Haynes also noted that he was worried about the health of his almost 80-year-old mother, who is caring for his children.

“I need to see my family again not in a casket but alive,” he wrote earlier this month. “My mother is old and getting older and I want to be by her side. She has been sick for a while and I just want the chance to live with her again before the Lord calls her home.”

Haynes, was arrested and slapped with federal sex trafficking charges in 2017 along with Pastor Kenneth Butler, now 40, of Kingdom Encounter Family Worship Center and the Rev. Cordell Jenkins, now 49, who once led Abundant Life Ministries.

Court documents said Butler, Jenkins and Haynes sexually assaulted a juvenile girl beginning in 2014 through 2017. The victim was allegedly 14 when the assaults began while in Haynes' custody. Some of the assaults allegedly took placed at Haynes’ church.

Haynes reportedly routinely paid the girl money after the sex acts and warned her not to say anything about their activities as it would ruin his family and his church.

He later introduced her to Jenkins, who allegedly sexually exploited the girl at his home repeatedly, as well as at his office at Abundant Life Ministries and at a motel in Toledo, according to court documents. He reportedly paid the girl and recorded some of their activities with his cellular phone. He also allegedly exploited another underage girl who engaged in commercial sexual activity in March 2017.

Even though he expressed sympathy for Haynes’ five children at the time of his sentencing, U.S. District Judge Bernard Friedman pointed out the “disgusting, horrible” things that occurred in the case as well as the disgraced pastor’s lack of remorse. 

“Society relies on people of trust. ... It’s totally violated here and we have to send a message,” Friedman said. 

Prosecutors had until Dec. 14 to file their response to Haynes’ motions and the former pastor will also get the opportunity to respond by Jan. 14, 2021, before Friedman makes a decision. 

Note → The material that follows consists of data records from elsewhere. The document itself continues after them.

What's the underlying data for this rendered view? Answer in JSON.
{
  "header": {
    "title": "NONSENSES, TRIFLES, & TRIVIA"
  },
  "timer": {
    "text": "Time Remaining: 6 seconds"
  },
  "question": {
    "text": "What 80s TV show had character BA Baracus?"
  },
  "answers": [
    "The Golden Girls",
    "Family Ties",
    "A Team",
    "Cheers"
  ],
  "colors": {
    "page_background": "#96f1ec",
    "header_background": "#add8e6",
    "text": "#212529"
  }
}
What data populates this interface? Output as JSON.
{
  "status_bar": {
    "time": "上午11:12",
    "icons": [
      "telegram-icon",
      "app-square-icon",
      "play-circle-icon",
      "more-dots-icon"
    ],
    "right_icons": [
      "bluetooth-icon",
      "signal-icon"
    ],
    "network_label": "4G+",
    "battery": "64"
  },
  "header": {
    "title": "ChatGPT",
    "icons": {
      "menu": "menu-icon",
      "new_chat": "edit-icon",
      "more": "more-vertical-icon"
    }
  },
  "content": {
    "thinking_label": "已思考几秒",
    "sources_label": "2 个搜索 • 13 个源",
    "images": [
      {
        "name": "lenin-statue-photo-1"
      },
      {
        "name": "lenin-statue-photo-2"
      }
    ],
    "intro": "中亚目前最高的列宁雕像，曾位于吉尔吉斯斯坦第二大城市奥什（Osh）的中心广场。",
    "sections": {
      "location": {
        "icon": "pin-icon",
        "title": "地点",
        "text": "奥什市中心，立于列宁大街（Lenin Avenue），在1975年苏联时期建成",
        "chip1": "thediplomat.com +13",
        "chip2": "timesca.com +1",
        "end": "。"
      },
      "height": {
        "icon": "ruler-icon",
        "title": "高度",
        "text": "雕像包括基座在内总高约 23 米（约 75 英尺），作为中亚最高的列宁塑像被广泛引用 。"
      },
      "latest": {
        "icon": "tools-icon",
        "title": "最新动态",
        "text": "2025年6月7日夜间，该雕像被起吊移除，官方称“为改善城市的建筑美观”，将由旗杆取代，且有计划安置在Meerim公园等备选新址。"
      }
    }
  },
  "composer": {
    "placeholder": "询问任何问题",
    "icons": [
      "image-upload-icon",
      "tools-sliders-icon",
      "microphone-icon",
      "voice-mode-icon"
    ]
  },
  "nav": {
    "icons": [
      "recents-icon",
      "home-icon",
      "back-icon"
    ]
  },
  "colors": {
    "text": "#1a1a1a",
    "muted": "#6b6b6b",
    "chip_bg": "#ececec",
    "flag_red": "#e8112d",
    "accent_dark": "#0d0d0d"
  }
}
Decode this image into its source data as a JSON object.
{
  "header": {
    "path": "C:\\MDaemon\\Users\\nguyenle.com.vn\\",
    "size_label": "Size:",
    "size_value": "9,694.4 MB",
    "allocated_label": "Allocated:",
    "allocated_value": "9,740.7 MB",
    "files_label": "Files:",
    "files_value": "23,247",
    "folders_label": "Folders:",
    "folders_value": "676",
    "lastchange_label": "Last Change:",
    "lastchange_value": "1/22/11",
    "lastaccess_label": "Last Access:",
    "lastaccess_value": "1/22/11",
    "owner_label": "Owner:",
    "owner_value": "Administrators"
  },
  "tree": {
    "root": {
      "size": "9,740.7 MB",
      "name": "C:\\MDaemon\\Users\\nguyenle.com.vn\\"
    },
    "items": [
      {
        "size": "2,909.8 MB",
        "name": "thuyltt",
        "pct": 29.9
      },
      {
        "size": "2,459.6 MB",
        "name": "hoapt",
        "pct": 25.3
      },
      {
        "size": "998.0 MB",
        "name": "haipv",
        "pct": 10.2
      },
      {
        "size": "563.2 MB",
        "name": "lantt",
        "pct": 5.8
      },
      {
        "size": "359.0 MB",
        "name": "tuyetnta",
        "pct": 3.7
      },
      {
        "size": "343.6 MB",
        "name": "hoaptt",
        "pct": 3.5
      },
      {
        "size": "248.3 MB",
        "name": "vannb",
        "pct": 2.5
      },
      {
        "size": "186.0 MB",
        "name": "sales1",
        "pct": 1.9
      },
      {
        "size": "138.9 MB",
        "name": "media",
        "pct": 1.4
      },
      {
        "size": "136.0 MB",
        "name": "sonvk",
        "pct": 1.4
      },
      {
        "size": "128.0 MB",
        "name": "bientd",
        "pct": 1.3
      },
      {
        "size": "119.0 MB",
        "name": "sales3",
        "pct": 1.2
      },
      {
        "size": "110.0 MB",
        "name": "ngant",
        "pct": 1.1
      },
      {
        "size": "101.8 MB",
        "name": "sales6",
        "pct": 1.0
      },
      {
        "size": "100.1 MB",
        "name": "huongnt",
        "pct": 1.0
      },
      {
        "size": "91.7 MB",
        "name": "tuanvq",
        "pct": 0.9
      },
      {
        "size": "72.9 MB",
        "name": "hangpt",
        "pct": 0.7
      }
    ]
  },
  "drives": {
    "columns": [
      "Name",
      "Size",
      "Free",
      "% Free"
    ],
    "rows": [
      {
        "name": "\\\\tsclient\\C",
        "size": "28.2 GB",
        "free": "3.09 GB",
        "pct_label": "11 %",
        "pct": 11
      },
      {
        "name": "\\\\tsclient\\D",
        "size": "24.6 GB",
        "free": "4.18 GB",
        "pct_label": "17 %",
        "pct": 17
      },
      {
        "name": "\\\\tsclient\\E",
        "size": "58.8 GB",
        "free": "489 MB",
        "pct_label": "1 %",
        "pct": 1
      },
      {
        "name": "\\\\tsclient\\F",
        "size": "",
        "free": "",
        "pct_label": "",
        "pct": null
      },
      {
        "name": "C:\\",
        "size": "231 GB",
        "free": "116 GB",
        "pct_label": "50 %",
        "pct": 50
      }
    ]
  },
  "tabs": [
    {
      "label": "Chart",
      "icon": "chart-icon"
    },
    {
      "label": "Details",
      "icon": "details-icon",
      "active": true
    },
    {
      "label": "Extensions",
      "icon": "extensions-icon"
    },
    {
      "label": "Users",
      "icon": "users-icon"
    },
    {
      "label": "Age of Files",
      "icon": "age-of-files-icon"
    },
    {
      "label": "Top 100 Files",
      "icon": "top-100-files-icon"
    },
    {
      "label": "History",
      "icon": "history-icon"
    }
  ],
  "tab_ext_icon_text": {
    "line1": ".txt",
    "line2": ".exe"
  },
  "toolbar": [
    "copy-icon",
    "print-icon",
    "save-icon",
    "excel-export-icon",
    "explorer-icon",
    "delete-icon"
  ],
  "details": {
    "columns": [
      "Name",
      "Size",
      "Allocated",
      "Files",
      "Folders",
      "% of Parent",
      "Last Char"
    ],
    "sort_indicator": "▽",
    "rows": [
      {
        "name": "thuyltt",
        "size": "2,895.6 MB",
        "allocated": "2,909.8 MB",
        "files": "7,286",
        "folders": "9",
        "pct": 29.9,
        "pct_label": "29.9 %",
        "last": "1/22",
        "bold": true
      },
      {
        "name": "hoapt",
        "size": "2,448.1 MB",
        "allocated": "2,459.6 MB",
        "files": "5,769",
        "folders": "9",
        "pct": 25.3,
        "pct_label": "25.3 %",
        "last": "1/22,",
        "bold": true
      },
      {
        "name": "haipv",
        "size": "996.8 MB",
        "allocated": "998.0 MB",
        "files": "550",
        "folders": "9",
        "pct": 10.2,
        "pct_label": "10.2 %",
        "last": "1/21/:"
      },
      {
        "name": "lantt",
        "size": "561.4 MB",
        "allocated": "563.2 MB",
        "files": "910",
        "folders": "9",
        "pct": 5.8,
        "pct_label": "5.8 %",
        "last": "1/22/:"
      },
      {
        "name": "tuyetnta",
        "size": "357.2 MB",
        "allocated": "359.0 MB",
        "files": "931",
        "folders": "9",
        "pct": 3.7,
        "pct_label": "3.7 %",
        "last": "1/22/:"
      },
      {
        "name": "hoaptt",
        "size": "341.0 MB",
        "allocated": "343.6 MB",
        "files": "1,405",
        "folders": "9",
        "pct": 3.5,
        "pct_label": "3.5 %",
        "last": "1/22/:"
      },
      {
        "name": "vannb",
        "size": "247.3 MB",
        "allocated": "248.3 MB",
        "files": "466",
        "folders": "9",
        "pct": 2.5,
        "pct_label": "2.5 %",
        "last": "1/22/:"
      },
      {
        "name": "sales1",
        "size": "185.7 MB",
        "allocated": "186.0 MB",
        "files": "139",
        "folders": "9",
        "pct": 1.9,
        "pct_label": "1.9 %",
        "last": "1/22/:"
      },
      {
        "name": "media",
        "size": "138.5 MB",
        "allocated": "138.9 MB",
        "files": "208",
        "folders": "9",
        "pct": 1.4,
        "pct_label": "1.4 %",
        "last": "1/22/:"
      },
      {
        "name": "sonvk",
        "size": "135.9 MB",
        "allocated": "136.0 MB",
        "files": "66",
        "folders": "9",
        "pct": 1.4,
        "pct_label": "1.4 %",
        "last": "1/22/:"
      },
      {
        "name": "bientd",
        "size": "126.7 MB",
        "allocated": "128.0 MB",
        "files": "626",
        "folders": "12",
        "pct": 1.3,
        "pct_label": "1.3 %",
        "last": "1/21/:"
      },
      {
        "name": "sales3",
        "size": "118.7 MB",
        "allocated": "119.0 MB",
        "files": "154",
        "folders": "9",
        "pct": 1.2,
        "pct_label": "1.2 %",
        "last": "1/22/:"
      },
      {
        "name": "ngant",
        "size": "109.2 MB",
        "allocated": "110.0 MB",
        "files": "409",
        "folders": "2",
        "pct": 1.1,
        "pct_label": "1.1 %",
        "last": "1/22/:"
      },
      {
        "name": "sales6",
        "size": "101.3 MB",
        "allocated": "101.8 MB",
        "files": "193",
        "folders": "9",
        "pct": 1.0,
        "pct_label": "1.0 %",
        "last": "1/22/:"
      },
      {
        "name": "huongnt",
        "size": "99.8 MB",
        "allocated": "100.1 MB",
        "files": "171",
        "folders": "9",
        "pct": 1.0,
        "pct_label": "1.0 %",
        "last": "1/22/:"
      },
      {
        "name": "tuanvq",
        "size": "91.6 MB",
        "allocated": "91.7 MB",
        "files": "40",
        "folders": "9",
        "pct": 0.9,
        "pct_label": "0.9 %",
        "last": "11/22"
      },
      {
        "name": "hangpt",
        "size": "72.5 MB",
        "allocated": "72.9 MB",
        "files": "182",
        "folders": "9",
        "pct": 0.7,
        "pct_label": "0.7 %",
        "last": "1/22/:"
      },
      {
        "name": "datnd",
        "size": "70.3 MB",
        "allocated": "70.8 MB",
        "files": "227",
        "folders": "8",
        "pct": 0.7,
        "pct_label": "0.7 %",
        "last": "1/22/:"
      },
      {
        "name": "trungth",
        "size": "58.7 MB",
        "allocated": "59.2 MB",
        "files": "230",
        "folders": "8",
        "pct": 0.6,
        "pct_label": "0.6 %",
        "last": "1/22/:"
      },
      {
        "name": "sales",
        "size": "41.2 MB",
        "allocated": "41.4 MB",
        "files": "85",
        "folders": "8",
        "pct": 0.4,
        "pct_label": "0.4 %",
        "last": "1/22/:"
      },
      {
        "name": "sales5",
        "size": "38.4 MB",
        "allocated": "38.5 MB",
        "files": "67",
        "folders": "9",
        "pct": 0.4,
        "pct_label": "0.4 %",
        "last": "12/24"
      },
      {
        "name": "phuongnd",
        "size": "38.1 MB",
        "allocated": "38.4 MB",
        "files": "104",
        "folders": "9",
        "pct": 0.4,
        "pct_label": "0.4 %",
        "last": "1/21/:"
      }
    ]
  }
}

Haynes’ stepdaughter, Alexis Fortune, who had also requested compassionate release for health reasons of her own — including asthma and being overweight — had her request granted last Thursday. She was convicted of trying to persuade the victim not to testify against her stepfather.

Friedman said in a virtual hearing that he believes the nearly two years Fortune spent in custody since her arrest, without requesting bond, was “a long time for a woman that’s never had a criminal record before” the Toledo Blade said.

He explained that much of the time she served was at the Corrections Center of Northwest Ohio in Stryker and inmates there endure more difficult conditions than those at federal prisons.

“She did serve some hard time while she was there,” Friedman said. “She did it because she wanted to.”